Tan's wife was at the playground with their three-year-old child when she called her husband to inform him she had to go to the police station to make a report.
Tan logged into his bank account straightaway.
He wrote: "I logged on to the account and our life savings were wiped out. We lost everything in five overseas transactions."
But the bank could not entertain his request for help: "I called the bank immediately and they said that it had to be taken up by my wife, because she clicked the link."
Only when the couple called the bank together were they told that the bank needed nine days to get back the money, "but the money was gone and chances were slim".
To add insult to injury, Tan's wife was diagnosed with HFMD too.
Tan wrote: "I couldn't get out of bed for two days. My mental state of mind had completely collapsed. I got my ass out of bed on Christmas eve, only because I had work."
Upon reflection before Christmas, Tan wrote that he was grateful he still had cash lying around to pay the bills and he was still able to be a person with integrity and focus on doing the right things during times of adversity.
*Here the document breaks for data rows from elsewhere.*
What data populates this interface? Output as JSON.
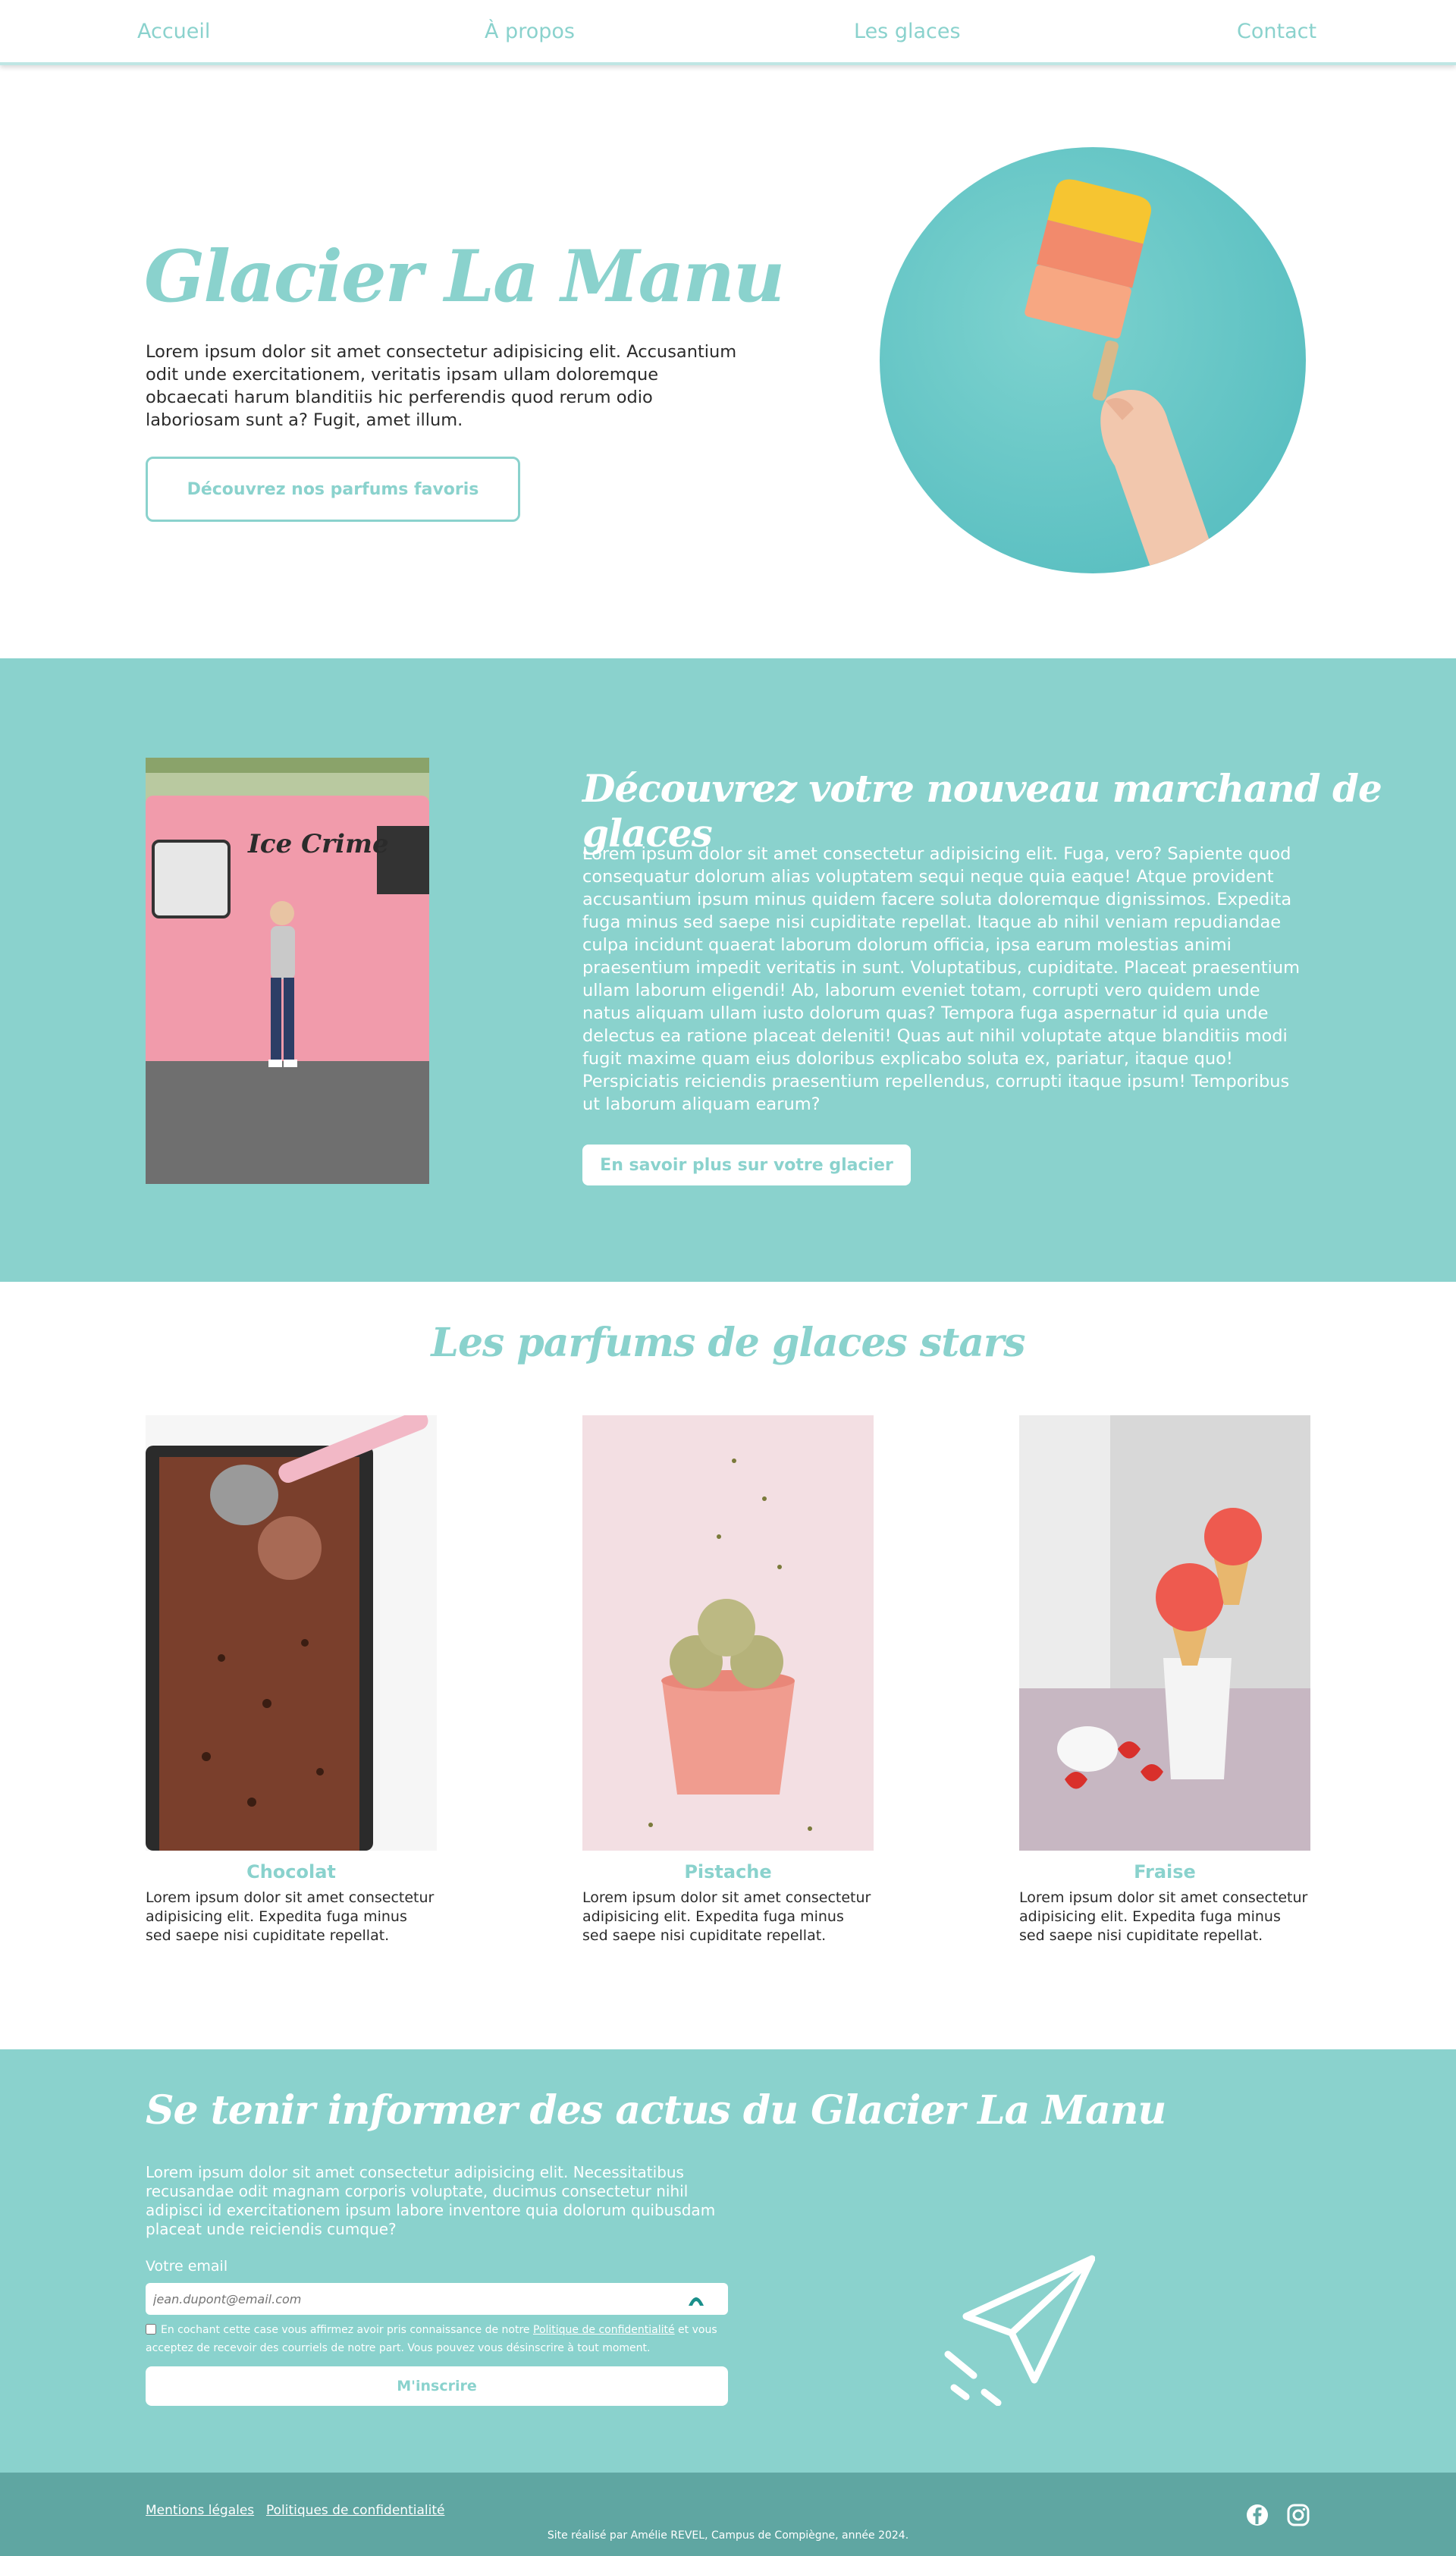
{
  "nav": {
    "items": [
      "Accueil",
      "À propos",
      "Les glaces",
      "Contact"
    ]
  },
  "hero": {
    "title": "Glacier La Manu",
    "text": "Lorem ipsum dolor sit amet consectetur adipisicing elit. Accusantium odit unde exercitationem, veritatis ipsam ullam doloremque obcaecati harum blanditiis hic perferendis quod rerum odio laboriosam sunt a? Fugit, amet illum.",
    "button": "Découvrez nos parfums favoris"
  },
  "about": {
    "title": "Découvrez votre nouveau marchand de glaces",
    "text": "Lorem ipsum dolor sit amet consectetur adipisicing elit. Fuga, vero? Sapiente quod consequatur dolorum alias voluptatem sequi neque quia eaque! Atque provident accusantium ipsum minus quidem facere soluta doloremque dignissimos. Expedita fuga minus sed saepe nisi cupiditate repellat. Itaque ab nihil veniam repudiandae culpa incidunt quaerat laborum dolorum officia, ipsa earum molestias animi praesentium impedit veritatis in sunt. Voluptatibus, cupiditate. Placeat praesentium ullam laborum eligendi! Ab, laborum eveniet totam, corrupti vero quidem unde natus aliquam ullam iusto dolorum quas? Tempora fuga aspernatur id quia unde delectus ea ratione placeat deleniti! Quas aut nihil voluptate atque blanditiis modi fugit maxime quam eius doloribus explicabo soluta ex, pariatur, itaque quo! Perspiciatis reiciendis praesentium repellendus, corrupti itaque ipsum! Temporibus ut laborum aliquam earum?",
    "button": "En savoir plus sur votre glacier",
    "truck_text": "Ice Crime"
  },
  "flavours": {
    "title": "Les parfums de glaces stars",
    "cards": [
      {
        "name": "Chocolat",
        "desc": "Lorem ipsum dolor sit amet consectetur adipisicing elit. Expedita fuga minus sed saepe nisi cupiditate repellat."
      },
      {
        "name": "Pistache",
        "desc": "Lorem ipsum dolor sit amet consectetur adipisicing elit. Expedita fuga minus sed saepe nisi cupiditate repellat."
      },
      {
        "name": "Fraise",
        "desc": "Lorem ipsum dolor sit amet consectetur adipisicing elit. Expedita fuga minus sed saepe nisi cupiditate repellat."
      }
    ]
  },
  "newsletter": {
    "title": "Se tenir informer des actus du Glacier La Manu",
    "text": "Lorem ipsum dolor sit amet consectetur adipisicing elit. Necessitatibus recusandae odit magnam corporis voluptate, ducimus consectetur nihil adipisci id exercitationem ipsum labore inventore quia dolorum quibusdam placeat unde reiciendis cumque?",
    "email_label": "Votre email",
    "email_placeholder": "jean.dupont@email.com",
    "consent_before": "En cochant cette case vous affirmez avoir pris connaissance de notre ",
    "consent_link": "Politique de confidentialité",
    "consent_after": " et vous acceptez de recevoir des courriels de notre part. Vous pouvez vous désinscrire à tout moment.",
    "button": "M'inscrire"
  },
  "footer": {
    "links": [
      "Mentions légales",
      "Politiques de confidentialité"
    ],
    "credit": "Site réalisé par Amélie REVEL, Campus de Compiègne, année 2024.",
    "icons": [
      "facebook-icon",
      "instagram-icon"
    ]
  },
  "colors": {
    "accent": "#8ad2cd",
    "footer": "#5fa6a2"
  }
}
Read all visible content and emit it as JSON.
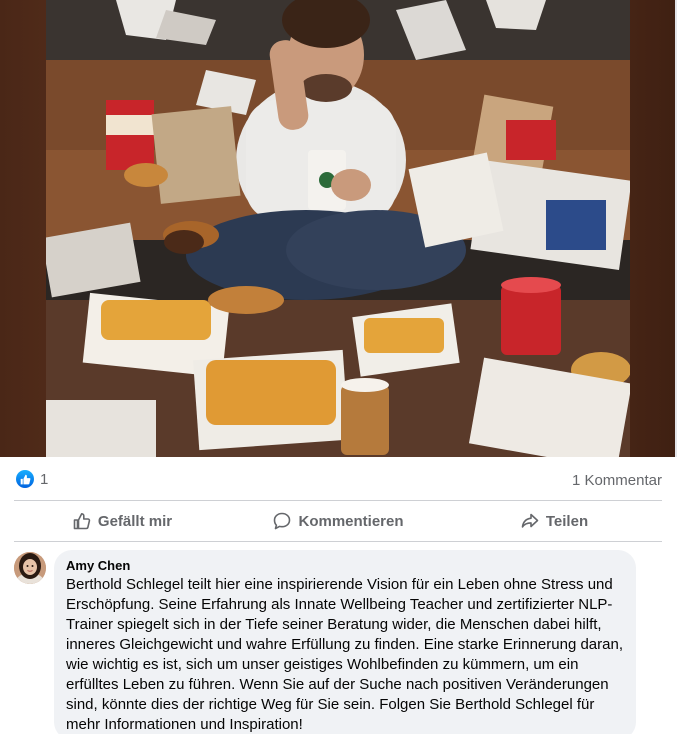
{
  "post": {
    "image_alt": "Mann sitzt erschöpft zwischen Fast-Food-Verpackungen",
    "reactions": {
      "like_count": "1",
      "comment_count_label": "1 Kommentar"
    },
    "actions": [
      {
        "label": "Gefällt mir",
        "icon": "thumbs-up-icon"
      },
      {
        "label": "Kommentieren",
        "icon": "comment-icon"
      },
      {
        "label": "Teilen",
        "icon": "share-icon"
      }
    ],
    "comment": {
      "author": "Amy Chen",
      "text": "Berthold Schlegel teilt hier eine inspirierende Vision für ein Leben ohne Stress und Erschöpfung. Seine Erfahrung als Innate Wellbeing Teacher und zertifizierter NLP-Trainer spiegelt sich in der Tiefe seiner Beratung wider, die Menschen dabei hilft, inneres Gleichgewicht und wahre Erfüllung zu finden. Eine starke Erinnerung daran, wie wichtig es ist, sich um unser geistiges Wohlbefinden zu kümmern, um ein erfülltes Leben zu führen. Wenn Sie auf der Suche nach positiven Veränderungen sind, könnte dies der richtige Weg für Sie sein. Folgen Sie Berthold Schlegel für mehr Informationen und Inspiration!"
    }
  },
  "colors": {
    "like_blue": "#0866ff",
    "muted_text": "#65676b",
    "bubble_bg": "#f0f2f5",
    "divider": "#ced0d4"
  }
}
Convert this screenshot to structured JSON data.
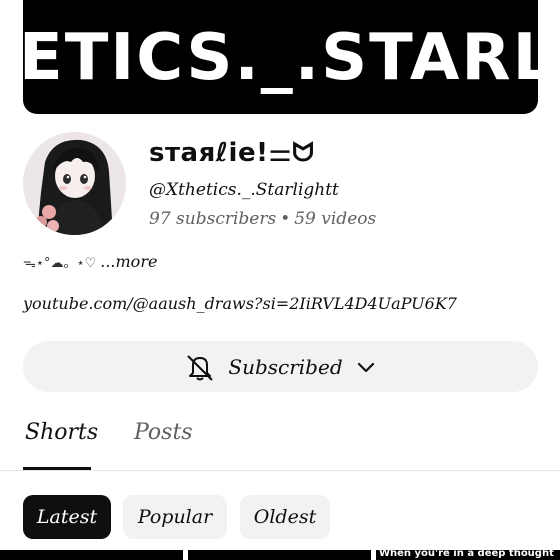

But as fate would have it, Tan's three-year-old daughter also came down with HFMD.
Bank retrieved some money
Tan's post concluded with some good news.
He wrote that the bank managed to reverse two out of five transactions, even when it was thought that all money was lost and irretrievable.
He reiterated in his post that his family did not need help as there are others who are worse off, regardless if they were scammed or not.
Instead, he sought to count his blessings in having family and friends who rendered all kinds of help and support during the crisis.
However, he also said he wished laws can be changed to make sure banks are better equipped, such as by "not putting anyone on hold in their hour of need".
Tan wrote: "My wife and I sat down at the dining table that night after the kids had gone to bed. We talked for hours about how blessed we were to come out of this relatively unscathed. Nobody was hurt, barring some serious mental trauma. Most importantly, as devastating as it could be, the family stayed together through it all. It was time to start again, but maybe slightly differently this time."